Garin hundió las manos en los bolsillos y se levantó sobre los tacones, columpiándose, sonriente su boca roja, como pintada. Todo él parecía fatuo y poco serio. Sólo Zoya intuía la voluntad criminal y férrea de aquel hombre, que bromeaba por exceso de energía.

—En primer lugar —dijo Garin, levantándose sobre las punteras— no sentimos una inquina exclusiva hacia América, precisamente. Haremos lo posible por destrozar cualquier flota que emprenda acciones agresivas contra mí. En segundo lugar —Garin volvió a levantarse sobre los tacones—, no insistimos en pelearnos. Si las fuerzas armadas de América y de Europa reconocen nuestro derecho sagrado a ocupar cualquier territorio que necesitemos, nuestra soberanía, etc., etc., las dejaremos en paz, por lo menos en el aspecto militar. En caso contrario, se procederá implacablemente con las fuerzas armadas navales y terrestres de América y de Europa, con las fortalezas, las bases, los polvorines, los Estados Mayores, etc., etc. Confío en que la suerte de las fábricas de anilina le habrá persuadido de que yo no lanzo palabras al viento.

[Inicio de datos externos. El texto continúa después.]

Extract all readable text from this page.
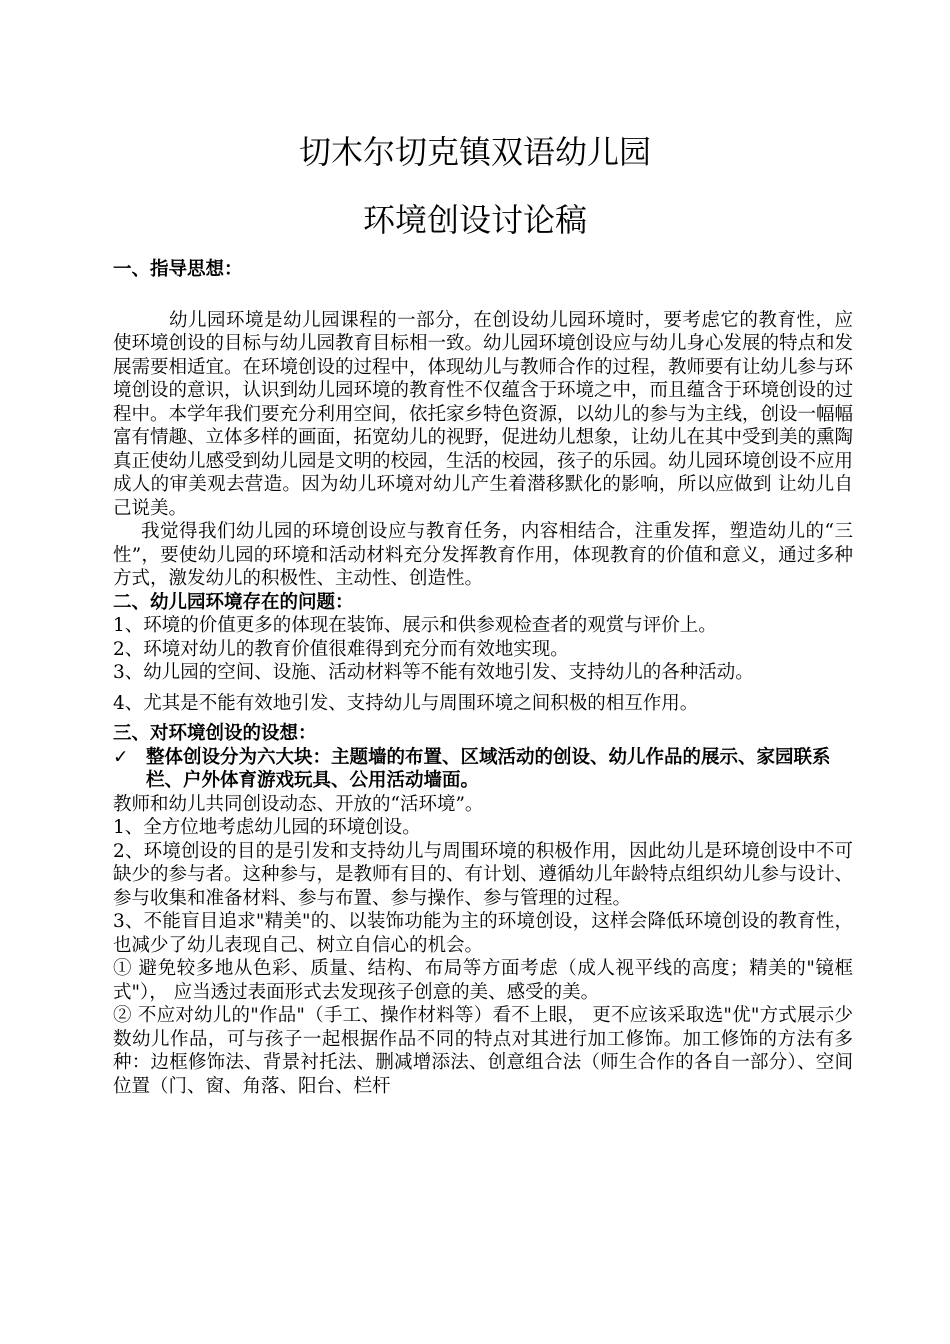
切木尔切克镇双语幼儿园
环境创设讨论稿

一、指导思想：

幼儿园环境是幼儿园课程的一部分，在创设幼儿园环境时，要考虑它的教育性，应使环境创设的目标与幼儿园教育目标相一致。幼儿园环境创设应与幼儿身心发展的特点和发展需要相适宜。在环境创设的过程中，体现幼儿与教师合作的过程，教师要有让幼儿参与环境创设的意识，认识到幼儿园环境的教育性不仅蕴含于环境之中，而且蕴含于环境创设的过程中。本学年我们要充分利用空间，依托家乡特色资源，以幼儿的参与为主线，创设一幅幅富有情趣、立体多样的画面，拓宽幼儿的视野，促进幼儿想象，让幼儿在其中受到美的熏陶真正使幼儿感受到幼儿园是文明的校园，生活的校园，孩子的乐园。幼儿园环境创设不应用成人的审美观去营造。因为幼儿环境对幼儿产生着潜移默化的影响，所以应做到 让幼儿自己说美。

我觉得我们幼儿园的环境创设应与教育任务，内容相结合，注重发挥，塑造幼儿的“三性”，要使幼儿园的环境和活动材料充分发挥教育作用，体现教育的价值和意义，通过多种方式，激发幼儿的积极性、主动性、创造性。

二、幼儿园环境存在的问题：

1、环境的价值更多的体现在装饰、展示和供参观检查者的观赏与评价上。

2、环境对幼儿的教育价值很难得到充分而有效地实现。

3、幼儿园的空间、设施、活动材料等不能有效地引发、支持幼儿的各种活动。

4、尤其是不能有效地引发、支持幼儿与周围环境之间积极的相互作用。

三、对环境创设的设想：

✓ 整体创设分为六大块：主题墙的布置、区域活动的创设、幼儿作品的展示、家园联系栏、户外体育游戏玩具、公用活动墙面。

教师和幼儿共同创设动态、开放的“活环境”。

1、全方位地考虑幼儿园的环境创设。

2、环境创设的目的是引发和支持幼儿与周围环境的积极作用，因此幼儿是环境创设中不可缺少的参与者。这种参与，是教师有目的、有计划、遵循幼儿年龄特点组织幼儿参与设计、参与收集和准备材料、参与布置、参与操作、参与管理的过程。

3、不能盲目追求"精美"的、以装饰功能为主的环境创设，这样会降低环境创设的教育性，也减少了幼儿表现自己、树立自信心的机会。

① 避免较多地从色彩、质量、结构、布局等方面考虑（成人视平线的高度；精美的"镜框式"）， 应当透过表面形式去发现孩子创意的美、感受的美。

② 不应对幼儿的"作品"（手工、操作材料等）看不上眼， 更不应该采取选"优"方式展示少数幼儿作品，可与孩子一起根据作品不同的特点对其进行加工修饰。加工修饰的方法有多种：边框修饰法、背景衬托法、删减增添法、创意组合法（师生合作的各自一部分）、空间位置（门、窗、角落、阳台、栏杆
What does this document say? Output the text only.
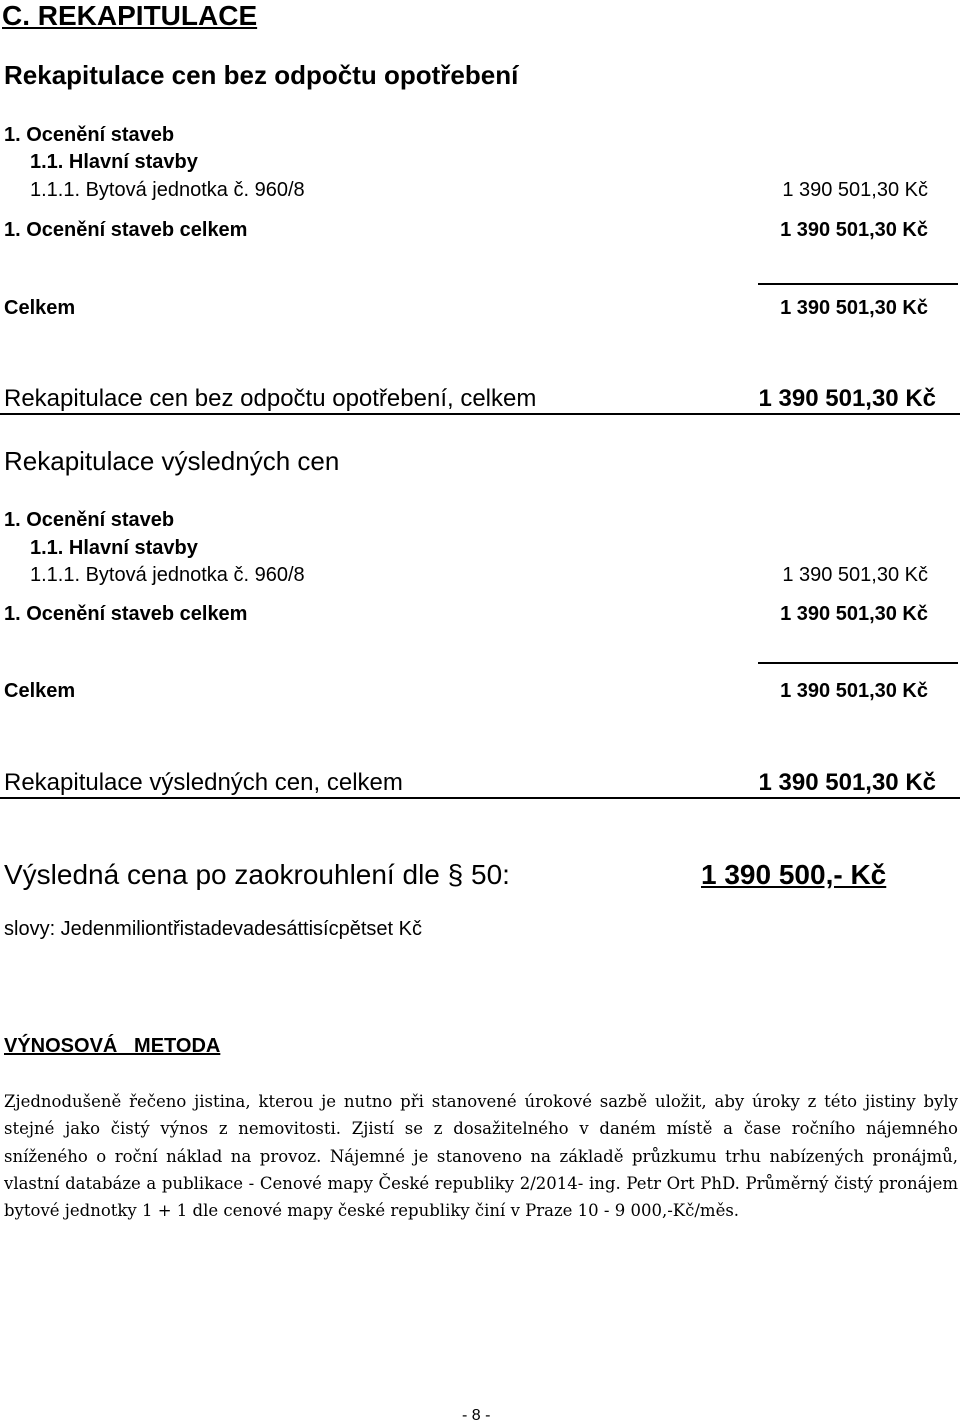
C. REKAPITULACE
Rekapitulace cen bez odpočtu opotřebení
1. Ocenění staveb
1.1. Hlavní stavby
1.1.1. Bytová jednotka č. 960/8	1 390 501,30 Kč
1. Ocenění staveb celkem	1 390 501,30 Kč
Celkem	1 390 501,30 Kč
Rekapitulace cen bez odpočtu opotřebení, celkem	1 390 501,30 Kč
Rekapitulace výsledných cen
1. Ocenění staveb
1.1. Hlavní stavby
1.1.1. Bytová jednotka č. 960/8	1 390 501,30 Kč
1. Ocenění staveb celkem	1 390 501,30 Kč
Celkem	1 390 501,30 Kč
Rekapitulace výsledných cen, celkem	1 390 501,30 Kč
Výsledná cena po zaokrouhlení dle § 50:	1 390 500,- Kč
slovy: Jedenmiliontřistadevadesáttisícpětset Kč
VÝNOSOVÁ   METODA
Zjednodušeně řečeno jistina, kterou je nutno při stanovené úrokové sazbě uložit, aby úroky z této jistiny byly stejné jako čistý výnos z nemovitosti. Zjistí se z dosažitelného v daném místě a čase ročního nájemného sníženého o roční náklad na provoz. Nájemné je stanoveno na základě průzkumu trhu nabízených pronájmů, vlastní databáze a publikace - Cenové mapy České republiky 2/2014- ing. Petr Ort PhD. Průměrný čistý pronájem bytové jednotky 1 + 1 dle cenové mapy české republiky činí v Praze 10 - 9 000,-Kč/měs.
- 8 -
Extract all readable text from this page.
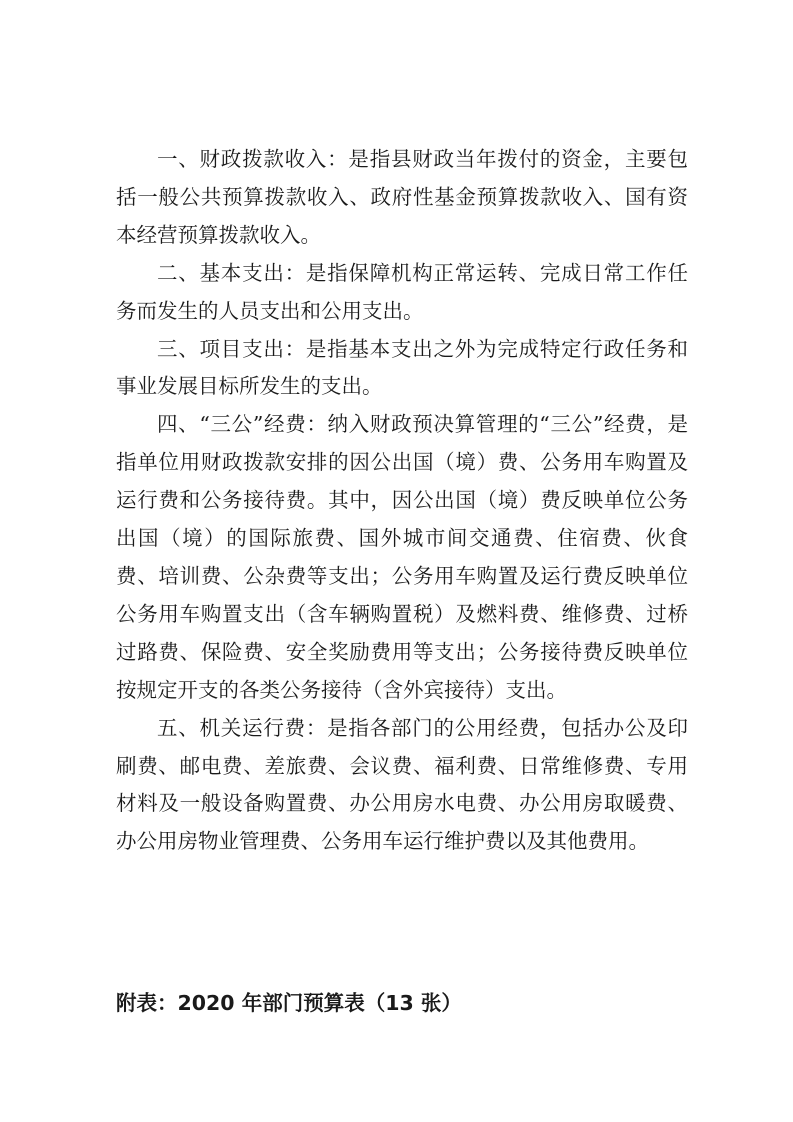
一、财政拨款收入：是指县财政当年拨付的资金，主要包括一般公共预算拨款收入、政府性基金预算拨款收入、国有资本经营预算拨款收入。

二、基本支出：是指保障机构正常运转、完成日常工作任务而发生的人员支出和公用支出。

三、项目支出：是指基本支出之外为完成特定行政任务和事业发展目标所发生的支出。

四、“三公”经费：纳入财政预决算管理的“三公”经费，是指单位用财政拨款安排的因公出国（境）费、公务用车购置及运行费和公务接待费。其中，因公出国（境）费反映单位公务出国（境）的国际旅费、国外城市间交通费、住宿费、伙食费、培训费、公杂费等支出；公务用车购置及运行费反映单位公务用车购置支出（含车辆购置税）及燃料费、维修费、过桥过路费、保险费、安全奖励费用等支出；公务接待费反映单位按规定开支的各类公务接待（含外宾接待）支出。

五、机关运行费：是指各部门的公用经费，包括办公及印刷费、邮电费、差旅费、会议费、福利费、日常维修费、专用材料及一般设备购置费、办公用房水电费、办公用房取暖费、办公用房物业管理费、公务用车运行维护费以及其他费用。

附表：2020 年部门预算表（13 张）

Garin dio unas palmaditas en la espalda de Rolling y prosiguió:

—Oiga, viejo, hubo un tiempo en el que yo le pedía que fuese usted socio mío… Le faltó fantasía, y todo porque no posee una cultura elevada. Eso de desplumar a otros financieros y de comprar fábricas a bajo precio es más viejo que la tos… No se dio usted cuenta de que tenía delante a un hombre de verdad… al verdadero organizador de sus cochinos millones.

Rolling iba tomando el aspecto de un cadáver en descomposición. Articulando con dificultad las palabras, dijo ronco:

—Es usted un anarquista…

Al oír esto, Shelgá, agarrándose del pelo con la mano sana, soltó tan estruendosa carcajada que por la claraboya asomó, sobresaltado, el capitán Jansen. Garin dio media vuelta sobre los tacones y dijo a Rolling:

—Sí, viejo, la cazuela le funciona mal. Yo no soy un anarquista… Soy un gran organizador, al que dentro de muy poco buscará usted con farol… Ya hablaremos de esto con más tiempo. Extienda el cheque… Y a Marsella a toda vela.